The event remains under the direction of the Combatives School, which is responsible for functions such as setup, bracketing and providing referees, Kalili said. Logistical support comes from the post.
"We're just trying to share the wealth a little and let each post, if they want it, have a chance of hosting," he said. "We hope it gives the commanders more incentive to want to win the tournament. If they want their guys to win it and they're willing to push the training and support, that's awesome. We'll all be looking pretty if every post commander is doing that. ... The push for the training needs to be high."
Perkins credited Fort Hood's chain of command for the III Corps team's title drive last year.
"One of major reasons we won is the huge command support," he said. "If you're winning the Army championship, your command is promoting it. If you're not doing combatives, you're not going to win. It's that simple. That's what got us to the championship."
Kalili said the Combatives School also still has control over where the tournament takes place, adding it could return to Fort Benning in 2012.
A record 462 Soldiers, representing more than 50 teams, competed in the 2010 Army Combatives Championship last October. Kalili conceded sentiments run high for conducting the tournament here - since Fort Benning is the birthplace of combatives - but losing this year's event hasn't soured any moods among the instructors.
"Combatives is Armywide," he said, "and this is a great incentive for other posts to have it. It will help drive combatives tournaments at other posts. That's really what we want - commanders driving combatives at other posts. The end state is we want all our Soldiers knowing how to fight."
1/50 repeats on Sand Hill
The 1st Battalion, 50th Infantry Regiment, has captured back-to-back team titles in the Sand Hill Combatives Tournament.
The battalion posted 87 points to easily outdistance 2nd Battalion, 19th Infantry Regiment (53) and 2nd Battalion, 54th Infantry Regiment (29).

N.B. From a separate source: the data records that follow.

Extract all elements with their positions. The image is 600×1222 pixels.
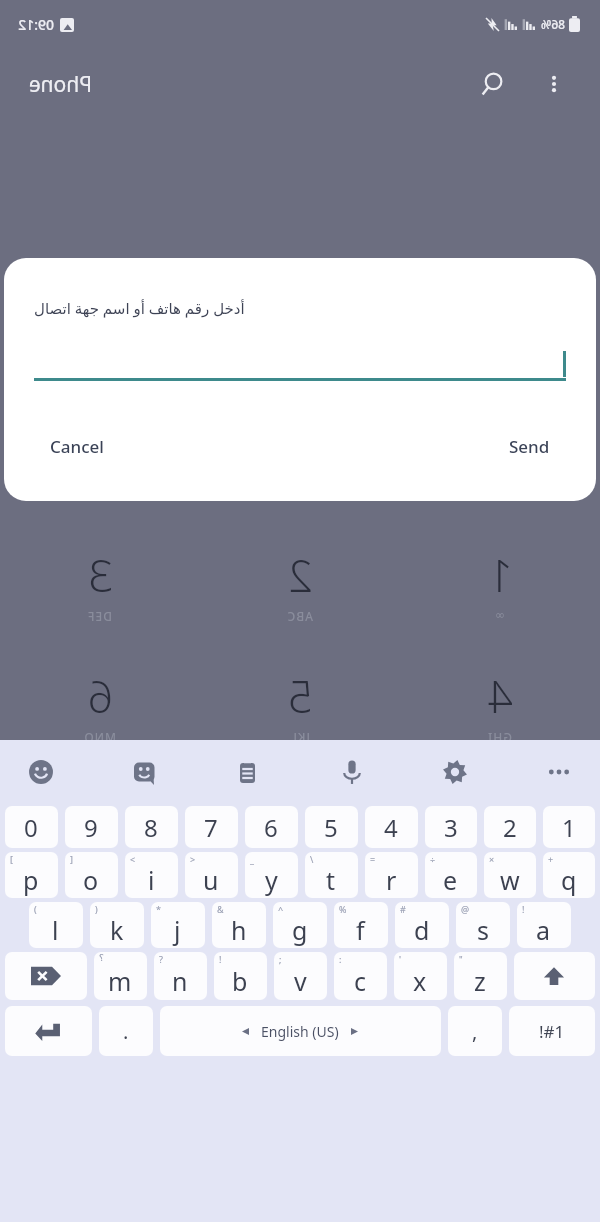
staticText: e	[443, 863, 458, 897]
staticText: :	[339, 953, 342, 965]
button[interactable]: ÷	[425, 852, 477, 898]
staticText: o	[83, 863, 99, 897]
staticText: ÷	[430, 853, 436, 865]
button[interactable]: ؟	[94, 952, 147, 1000]
button[interactable]: *	[151, 902, 205, 948]
button[interactable]: Shift	[514, 952, 595, 1000]
staticText: c	[354, 964, 367, 998]
staticText: )	[95, 903, 98, 915]
staticText: ؟	[99, 953, 104, 963]
button[interactable]: 6	[245, 806, 298, 848]
button[interactable]: Search	[468, 60, 516, 108]
staticText: !#1	[539, 1020, 565, 1043]
staticText: \	[310, 853, 314, 865]
staticText: ^	[278, 903, 284, 915]
button[interactable]: Emoji	[18, 749, 64, 795]
button[interactable]: ×	[484, 852, 536, 898]
staticText: *	[156, 903, 161, 915]
button[interactable]: (	[29, 902, 83, 948]
button[interactable]: 5	[305, 806, 358, 848]
button[interactable]: ?	[154, 952, 207, 1000]
button[interactable]: ;	[274, 952, 327, 1000]
staticText: .	[123, 1018, 129, 1045]
button[interactable]: )	[90, 902, 144, 948]
staticText: f	[356, 913, 365, 947]
staticText: s	[477, 913, 489, 947]
button[interactable]: Backspace	[5, 952, 87, 1000]
button[interactable]: :	[334, 952, 387, 1000]
button[interactable]: 9	[65, 806, 118, 848]
button[interactable]: 2	[200, 545, 400, 624]
button[interactable]: Cancel	[34, 427, 120, 466]
button[interactable]: <	[125, 852, 178, 898]
button[interactable]: 0	[5, 806, 58, 848]
button[interactable]: >	[185, 852, 238, 898]
button[interactable]: #	[395, 902, 449, 948]
staticText: [	[10, 853, 13, 865]
button[interactable]: !#1	[509, 1006, 595, 1056]
staticText: x	[413, 964, 427, 998]
staticText: ?	[159, 953, 163, 965]
staticText: q	[561, 863, 577, 897]
staticText: 2	[503, 811, 517, 844]
staticText: &	[217, 903, 224, 915]
button[interactable]: _	[245, 852, 298, 898]
staticText: Phone	[28, 70, 92, 99]
button[interactable]: !	[214, 952, 267, 1000]
button[interactable]: Clipboard	[225, 749, 271, 795]
button[interactable]: 1	[400, 545, 600, 622]
button[interactable]: Settings	[432, 749, 478, 795]
staticText: z	[474, 964, 486, 998]
staticText: a	[536, 913, 551, 947]
button[interactable]: 1	[543, 806, 595, 848]
button[interactable]: Stickers	[122, 749, 168, 795]
button[interactable]: 3	[425, 806, 477, 848]
button[interactable]: More options	[532, 62, 576, 106]
button[interactable]: Voice input	[329, 749, 375, 795]
staticText: 2	[287, 545, 313, 605]
button[interactable]: &	[212, 902, 266, 948]
staticText: %	[339, 903, 347, 915]
button[interactable]: ]	[65, 852, 118, 898]
staticText: ∞	[494, 608, 505, 622]
button[interactable]: "	[454, 952, 507, 1000]
staticText: !	[522, 903, 525, 915]
button[interactable]: Enter	[5, 1006, 92, 1056]
button[interactable]: +	[543, 852, 595, 898]
button[interactable]: @	[456, 902, 510, 948]
staticText: +	[548, 853, 554, 865]
staticText: 6	[264, 811, 278, 844]
staticText: l	[52, 913, 59, 947]
staticText: u	[203, 863, 219, 897]
staticText: r	[386, 863, 397, 897]
staticText: 5	[324, 811, 338, 844]
button[interactable]: 8	[125, 806, 178, 848]
button[interactable]: 4	[365, 806, 418, 848]
button[interactable]: =	[365, 852, 418, 898]
button[interactable]: \	[305, 852, 358, 898]
button[interactable]: 6	[0, 666, 200, 745]
button[interactable]: .	[99, 1006, 153, 1056]
staticText: i	[148, 863, 155, 897]
button[interactable]: ,	[448, 1006, 502, 1056]
button[interactable]: 2	[484, 806, 536, 848]
staticText: p	[23, 863, 39, 897]
button[interactable]: 5	[200, 666, 400, 745]
button[interactable]: 3	[0, 545, 200, 624]
staticText: ABC	[286, 608, 313, 624]
button[interactable]: 7	[185, 806, 238, 848]
staticText: v	[294, 964, 307, 998]
button[interactable]: %	[334, 902, 388, 948]
button[interactable]: '	[394, 952, 447, 1000]
button[interactable]: More	[536, 749, 582, 795]
staticText: 4	[487, 666, 513, 726]
staticText: _	[250, 853, 254, 865]
button[interactable]: Send	[493, 427, 566, 466]
staticText: n	[172, 964, 188, 998]
staticText: b	[232, 964, 248, 998]
button[interactable]: 4	[400, 666, 600, 745]
button[interactable]: Space, English (US)	[160, 1006, 441, 1056]
button[interactable]: !	[517, 902, 571, 948]
button[interactable]: ^	[273, 902, 327, 948]
button[interactable]: [	[5, 852, 58, 898]
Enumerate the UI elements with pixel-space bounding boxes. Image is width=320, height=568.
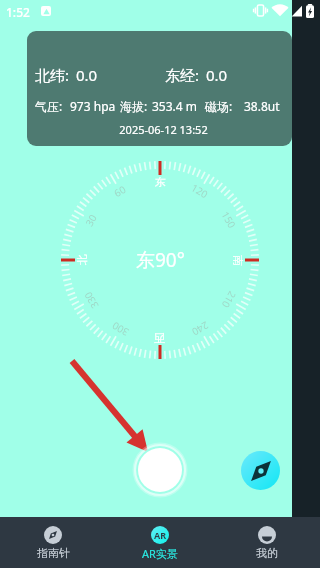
staticText: 0.0 bbox=[76, 65, 98, 85]
staticText: 东经: bbox=[165, 65, 200, 85]
staticText: 240 bbox=[189, 318, 211, 340]
staticText: 150 bbox=[218, 209, 240, 231]
staticText: 210 bbox=[218, 289, 240, 311]
staticText: 东90° bbox=[136, 247, 185, 273]
staticText: 西 bbox=[154, 331, 165, 345]
staticText: 指南针 bbox=[37, 546, 70, 560]
button[interactable]: Open compass bbox=[241, 451, 280, 490]
button[interactable]: Calibrate compass bbox=[138, 448, 182, 492]
button[interactable]: AR view bbox=[106, 517, 213, 568]
staticText: AR bbox=[154, 529, 167, 541]
staticText: 东 bbox=[155, 175, 166, 189]
staticText: 60 bbox=[111, 182, 129, 200]
staticText: AR实景 bbox=[142, 546, 178, 561]
button[interactable]: Compass bbox=[0, 517, 106, 568]
staticText: 30 bbox=[82, 211, 100, 229]
staticText: 我的 bbox=[256, 546, 278, 560]
staticText: 973 hpa bbox=[70, 98, 116, 114]
staticText: 38.8ut bbox=[244, 98, 280, 114]
staticText: 330 bbox=[80, 289, 102, 311]
staticText: 海拔: bbox=[120, 98, 148, 114]
staticText: 磁场: bbox=[205, 98, 233, 114]
staticText: 120 bbox=[189, 180, 211, 202]
staticText: 南 bbox=[231, 255, 245, 266]
staticText: 气压: bbox=[35, 98, 63, 114]
staticText: 300 bbox=[109, 318, 131, 340]
staticText: 1:52 bbox=[6, 4, 30, 20]
staticText: 北 bbox=[75, 254, 89, 265]
staticText: 353.4 m bbox=[152, 98, 198, 114]
staticText: 北纬: bbox=[35, 65, 70, 85]
button[interactable]: 北纬: bbox=[27, 31, 292, 146]
staticText: 0.0 bbox=[206, 65, 228, 85]
button[interactable]: Profile bbox=[213, 517, 320, 568]
staticText: 2025-06-12 13:52 bbox=[31, 122, 292, 137]
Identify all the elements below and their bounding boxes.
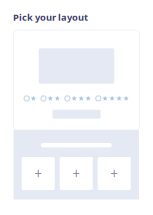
button[interactable]: Add block bbox=[22, 157, 55, 190]
button[interactable]: 4 star rating option bbox=[96, 96, 129, 102]
button[interactable]: Add block bbox=[98, 157, 131, 190]
button[interactable]: 3 star rating option bbox=[65, 96, 91, 102]
button[interactable]: 1 star rating option bbox=[24, 96, 36, 102]
staticText: Pick your layout bbox=[13, 11, 88, 23]
button[interactable]: Add block bbox=[60, 157, 93, 190]
button[interactable]: 2 star rating option bbox=[41, 96, 60, 102]
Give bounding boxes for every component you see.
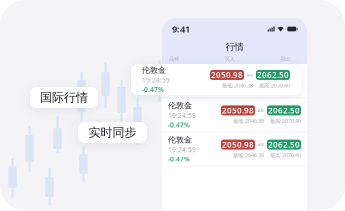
staticText: 2050.98 (211, 70, 243, 80)
staticText: 国际行情 (40, 90, 88, 105)
staticText: 2062.50 (257, 70, 289, 80)
staticText: AB (258, 142, 264, 147)
button[interactable]: 实时同步 (78, 122, 147, 143)
staticText: 品种 (169, 56, 179, 62)
staticText: 最高: 2070.40 (270, 83, 301, 90)
staticText: AB (258, 108, 264, 113)
staticText: 2062.50 (268, 105, 300, 116)
staticText: 19:24:59 (168, 77, 196, 86)
button[interactable]: 国际行情 (30, 87, 98, 108)
staticText: 19:24:59 (168, 145, 196, 154)
staticText: 实时同步 (88, 125, 136, 140)
button[interactable]: 伦敦金 (162, 64, 307, 98)
button[interactable]: 伦敦金 (162, 98, 307, 132)
staticText: -0.47% (168, 120, 190, 129)
staticText: 最低: 2046.38 (233, 152, 264, 159)
staticText: 卖出 (280, 56, 290, 62)
staticText: 行情 (226, 41, 244, 53)
staticText: 伦敦金 (168, 135, 192, 145)
staticText: 2050.98 (222, 139, 254, 150)
staticText: 最高: 2070.40 (270, 117, 301, 124)
staticText: AB (258, 74, 264, 79)
staticText: 9:41 (172, 23, 190, 35)
staticText: 最低: 2046.38 (233, 83, 264, 90)
staticText: 2062.50 (268, 71, 300, 82)
staticText: 伦敦金 (142, 65, 166, 75)
button[interactable]: 伦敦金 (162, 132, 307, 166)
staticText: -0.47% (168, 155, 190, 164)
staticText: 买入 (224, 56, 234, 62)
staticText: -0.47% (142, 85, 164, 94)
staticText: 2050.98 (222, 105, 254, 116)
staticText: 伦敦金 (168, 101, 192, 110)
staticText: 最高: 2070.40 (259, 82, 290, 89)
staticText: 19:24:59 (142, 76, 170, 84)
staticText: 2050.98 (222, 71, 254, 82)
staticText: 19:24:59 (168, 111, 196, 120)
button[interactable]: 伦敦金 (131, 64, 301, 95)
staticText: 最低: 2046.38 (222, 82, 253, 89)
staticText: 最高: 2070.40 (270, 152, 301, 159)
staticText: 2062.50 (268, 139, 300, 150)
staticText: AB (247, 72, 253, 78)
staticText: 最低: 2046.38 (233, 117, 264, 124)
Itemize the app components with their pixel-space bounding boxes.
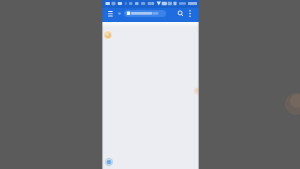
button[interactable]: Search [175, 8, 185, 19]
button[interactable]: Profile picture [103, 30, 113, 40]
button[interactable]: Open navigation menu [105, 8, 115, 19]
button[interactable]: Home [115, 8, 124, 19]
button[interactable]: More options [185, 8, 194, 19]
button[interactable]: Record [103, 156, 115, 168]
button[interactable]: Address bar, mysite.com [124, 10, 166, 17]
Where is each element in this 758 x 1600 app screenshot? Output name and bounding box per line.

In its first year at Fort Benning after moving from Fort Knox, Ky., the 2nd Battalion, 46th Infantry Regiment, grabbed fourth place with 26 points.
The annual tournament, hosted this year by the 192nd Infantry Brigade, took place Feb. 26 at Santiago Fitness Center. More than 100 cadre members from units across Sand Hill competed. The field included three females in the flyweight division and a few Soldiers from the 194th Armored Brigade.
Col. Bruce Parker and Col. Terrence McKenrick, commanders of the 198th and 192nd Infantry brigades, respectively, were among several leaders who jumped into the fray.
"It's not about the fighting. It's about being a warrior and leading by example," Parker said. "There's some camaraderie in there, too. Everybody likes to see the leaders getting after it.
"If I can drag myself out there, anybody can. To put my body through that is not pleasant, but the outcome of what we're trying to do meant more. Combatives is important for our Soldiers. It's part of our culture. It's what we do as warriors."
Parker didn't just show up, either. At 50, he won a pair of matches to pick up the lightweight title.
Initially, however, the colonel said he didn't think it was a good idea to enter a tournament in which he'd have to face guys half his age.
"But the benefits of demonstrating the warrior ethos and setting a positive example for our Soldiers outweighed the negatives," he said. "These guys are good. ... I thought I got hit by a truck (the next day). I kind of drug myself around for a week, but I healed up."
Sand Hill units also used the event as a tuneup for the MCoE Modern Army Combatives Tournament, which is May 19-20 at Smith Fitness Center. Parker said he might compete in that as well.
"This was our preparation for the MCoE tournament," he said. "It just gives the battalions an idea of their level of preparation."